Some say it's inevitable. Money matters, but athletes ultimately want to compete and win, and they'll do whatever it takes to achieve both. Others say owners failed, entering the lockout with teeth bared, only to suddenly end the work stoppage for an old-fashioned money grab. Yet sports labor analysts and salary cap experts say the NBA's uneven new-world order simply comes down to the heart of what composes a CBA: compromise.

"Everything's a compromise," said Larry Coon, an ESPN.com contributor and author of NBA Salary Cap FAQ. "You have the compromise between the league and the players. You also have the compromise between the small-market teams and the big-market teams.

"The small-market teams want the revenue sharing, they want the level playing field, they want to keep the players. The big-market teams, they're the payers in the revenue-sharing system and they're the destination for the [stars]. … What we ended up with was a compromise between all those constituents. And the system's not perfect, but you're not going to legislate your way to a perfectly level playing field."

Why? Because there simply aren't enough Kobe Bryants, Kevin Durants and LeBron Jameses to go around.

"There are how many franchise-level players in the league: 15?" Coon said. "There are fewer of those players than there are teams. As players gain enough tenure to earn the freedom of movement, they're going to tend to move to the big-market teams, and that's not going to change by legislation. The new CBA improves that, but it's obviously not going to fix it completely."

Long-term vision

To win the revenue split and completely fix the system, owners had to be willing to miss the entire 2011-12 season, in the process alienating fans and restraining the league's recent popular resurgence. With national showcase Christmas Day contests and a compressed 66-game schedule within reach, the NBA averted the threat of its only lost season in its 65-year history in the hope that tweaks and minor changes will be enough to keep franchises such as Sacramento, Utah, Cleveland, Milwaukee and Charlotte within striking distance of a few Goliaths.

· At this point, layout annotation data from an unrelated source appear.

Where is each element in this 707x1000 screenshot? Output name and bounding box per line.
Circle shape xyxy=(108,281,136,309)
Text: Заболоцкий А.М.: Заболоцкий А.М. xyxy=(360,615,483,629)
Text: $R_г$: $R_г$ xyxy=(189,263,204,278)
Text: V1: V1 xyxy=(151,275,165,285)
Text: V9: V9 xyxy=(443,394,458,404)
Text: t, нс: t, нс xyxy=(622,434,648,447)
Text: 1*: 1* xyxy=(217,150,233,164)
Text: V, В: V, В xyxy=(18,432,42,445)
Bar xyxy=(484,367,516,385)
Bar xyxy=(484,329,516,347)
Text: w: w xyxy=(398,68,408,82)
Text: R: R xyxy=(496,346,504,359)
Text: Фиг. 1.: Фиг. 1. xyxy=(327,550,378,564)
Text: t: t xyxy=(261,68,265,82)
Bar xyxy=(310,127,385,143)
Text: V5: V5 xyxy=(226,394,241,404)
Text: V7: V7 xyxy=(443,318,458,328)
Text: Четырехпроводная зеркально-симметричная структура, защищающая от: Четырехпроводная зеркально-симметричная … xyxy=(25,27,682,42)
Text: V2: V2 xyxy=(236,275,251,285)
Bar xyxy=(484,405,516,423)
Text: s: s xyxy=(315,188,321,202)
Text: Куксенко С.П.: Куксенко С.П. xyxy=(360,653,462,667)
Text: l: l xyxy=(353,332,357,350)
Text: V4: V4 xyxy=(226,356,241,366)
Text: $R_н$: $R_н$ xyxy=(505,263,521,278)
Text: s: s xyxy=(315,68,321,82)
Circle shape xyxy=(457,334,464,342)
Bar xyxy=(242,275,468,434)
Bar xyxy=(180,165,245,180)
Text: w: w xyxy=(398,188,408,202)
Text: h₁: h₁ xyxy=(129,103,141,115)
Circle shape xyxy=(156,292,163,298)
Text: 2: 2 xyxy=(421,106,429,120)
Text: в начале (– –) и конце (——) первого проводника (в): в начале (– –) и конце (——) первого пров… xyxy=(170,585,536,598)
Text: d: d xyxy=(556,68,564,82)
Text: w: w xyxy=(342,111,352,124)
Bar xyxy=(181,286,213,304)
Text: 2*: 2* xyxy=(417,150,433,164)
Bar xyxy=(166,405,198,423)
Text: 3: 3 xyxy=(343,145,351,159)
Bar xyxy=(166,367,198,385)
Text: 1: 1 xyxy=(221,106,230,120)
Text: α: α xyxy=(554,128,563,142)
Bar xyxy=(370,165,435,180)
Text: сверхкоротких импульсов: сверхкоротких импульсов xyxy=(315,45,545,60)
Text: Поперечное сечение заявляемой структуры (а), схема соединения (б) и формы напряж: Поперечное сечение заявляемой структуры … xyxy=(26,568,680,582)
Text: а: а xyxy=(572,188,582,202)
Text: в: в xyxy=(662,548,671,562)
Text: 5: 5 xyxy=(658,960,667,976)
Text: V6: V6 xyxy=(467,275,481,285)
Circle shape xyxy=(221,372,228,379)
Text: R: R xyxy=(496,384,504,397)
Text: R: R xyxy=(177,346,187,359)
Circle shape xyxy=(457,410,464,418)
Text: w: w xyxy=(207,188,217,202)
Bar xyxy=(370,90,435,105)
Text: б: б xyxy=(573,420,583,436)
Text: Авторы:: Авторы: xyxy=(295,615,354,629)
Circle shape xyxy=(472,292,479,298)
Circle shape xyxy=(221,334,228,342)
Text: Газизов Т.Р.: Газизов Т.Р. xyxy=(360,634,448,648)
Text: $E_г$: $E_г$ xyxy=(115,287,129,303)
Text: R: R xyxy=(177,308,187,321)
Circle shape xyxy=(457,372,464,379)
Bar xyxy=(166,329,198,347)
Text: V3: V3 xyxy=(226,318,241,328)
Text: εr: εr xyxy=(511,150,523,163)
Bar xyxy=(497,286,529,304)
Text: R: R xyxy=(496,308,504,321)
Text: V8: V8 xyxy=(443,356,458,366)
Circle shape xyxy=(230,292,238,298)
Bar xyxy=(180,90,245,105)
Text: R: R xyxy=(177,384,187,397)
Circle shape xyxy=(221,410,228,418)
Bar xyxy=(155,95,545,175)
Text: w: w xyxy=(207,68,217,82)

Tom Penn, ESPN NBA analyst and former executive for Portland and Memphis, said the new CBA basically involves the same structure as the previous one. The most dramatic change occurs in the luxury tax —set at $70 million this season — with any teams above the restriction paying fines that rise on an incremental basis. The increased penalties kick in after 2012-13, when a franchise will be billed an extra $3.25 for every dollar it's above the tax in the $15 million to $20 million range. Thus, a $20 million tax overage would result in a $65 million collectors' fee.

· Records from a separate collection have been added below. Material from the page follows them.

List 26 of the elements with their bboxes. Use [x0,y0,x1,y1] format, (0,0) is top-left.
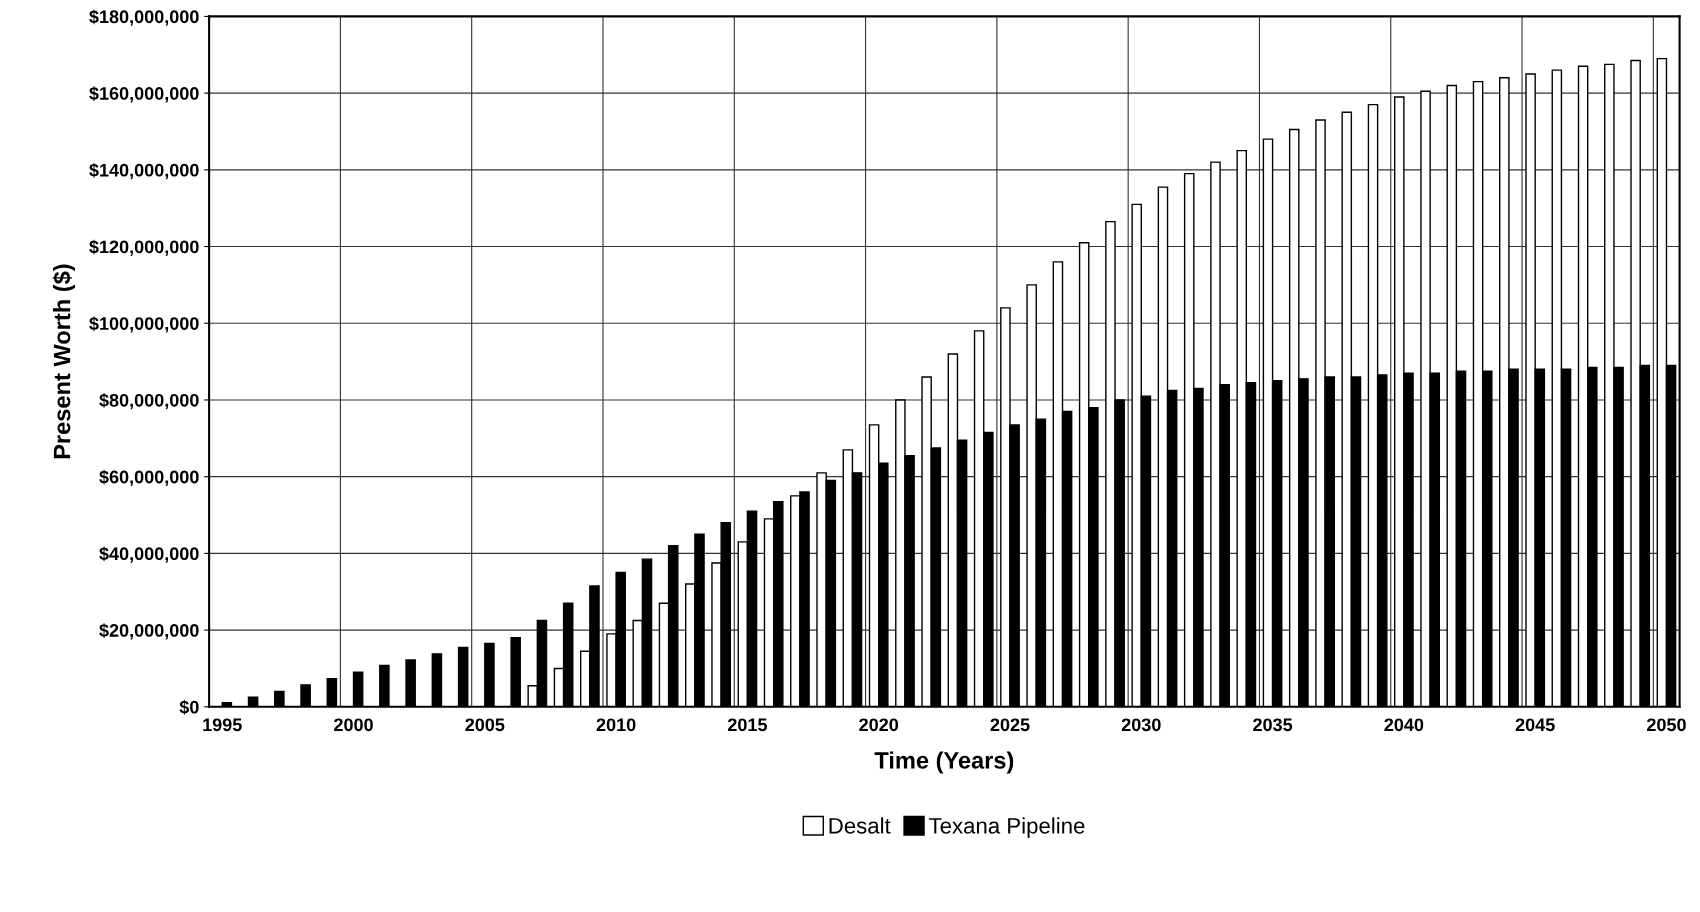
x-tick-label: 2015 [727,718,767,732]
legend-label: Texana Pipeline [929,817,1085,839]
y-axis-title: Present Worth ($) [52,264,76,459]
y-tick-label: $100,000,000 [89,316,199,333]
x-axis-title: Time (Years) [874,751,1014,774]
y-tick-label: $60,000,000 [99,469,199,487]
y-tick-label: $0 [179,699,199,715]
x-tick-label: 2050 [1647,718,1686,732]
y-tick-label: $40,000,000 [99,546,199,563]
x-tick-label: 2020 [859,718,899,732]
x-tick-label: 2035 [1253,718,1293,732]
y-tick-label: $80,000,000 [99,393,199,410]
x-tick-label: 2005 [465,718,505,732]
x-tick-label: 2025 [990,718,1030,732]
y-tick-label: $20,000,000 [99,623,199,640]
y-tick-label: $140,000,000 [89,162,199,180]
y-tick-label: $160,000,000 [89,86,199,103]
x-tick-label: 2045 [1515,718,1555,732]
x-tick-label: 2040 [1384,718,1424,732]
y-tick-label: $180,000,000 [89,9,199,26]
legend-label: Desalt [829,817,891,834]
y-tick-label: $120,000,000 [89,239,199,256]
x-tick-label: 1995 [203,718,242,732]
x-tick-label: 2000 [334,718,373,732]
x-tick-label: 2030 [1121,718,1161,732]
x-tick-label: 2010 [596,718,636,732]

The idea: force small-market teams to spend more via an increased "floor" on the cap — set at 85 percent of $58 million this season — but discourage free-spenders from disregarding the tax and overpaying at will.

"What has [changed] has gotten more complicated and a little more convoluted because taxpayers now get treated differently," Penn said. "There's [also] the opportunity to take advantage of amnesty anytime or waive and stretch your mistakes — all those dynamics make it a lot more complicated to sort of anticipate what a team wants to do or intends to do, and there's a lot more flexibility."

Increased options aside, teams such as the Jazz will still be required to maximize young drafted talent, make intelligent long-term additions through free-agent signings and trades, and avoid obvious financial pitfalls, such as the six-year, $86 million maximum contract extension ex-Utah forward Andrei Kirilenko received in 2004.

Staying competitive during the new CBA will always be a balance for Utah. If Derrick Favors, Gordon Hayward, Enes Kanter or Alec Burks evolve into annual All-Stars, the Jazz will have a slightly better chance of keeping them in uniform through the latter part of the decade. Nothing is guaranteed, though. And the only significant initial dividend for Utah is an increased financial buffer for one of the Larry H. Miller Group's many businesses.

"From the perspective of a small-market franchise, I feel better about our ability to compete with the larger markets. ... I think I'll just leave it at that," Miller said.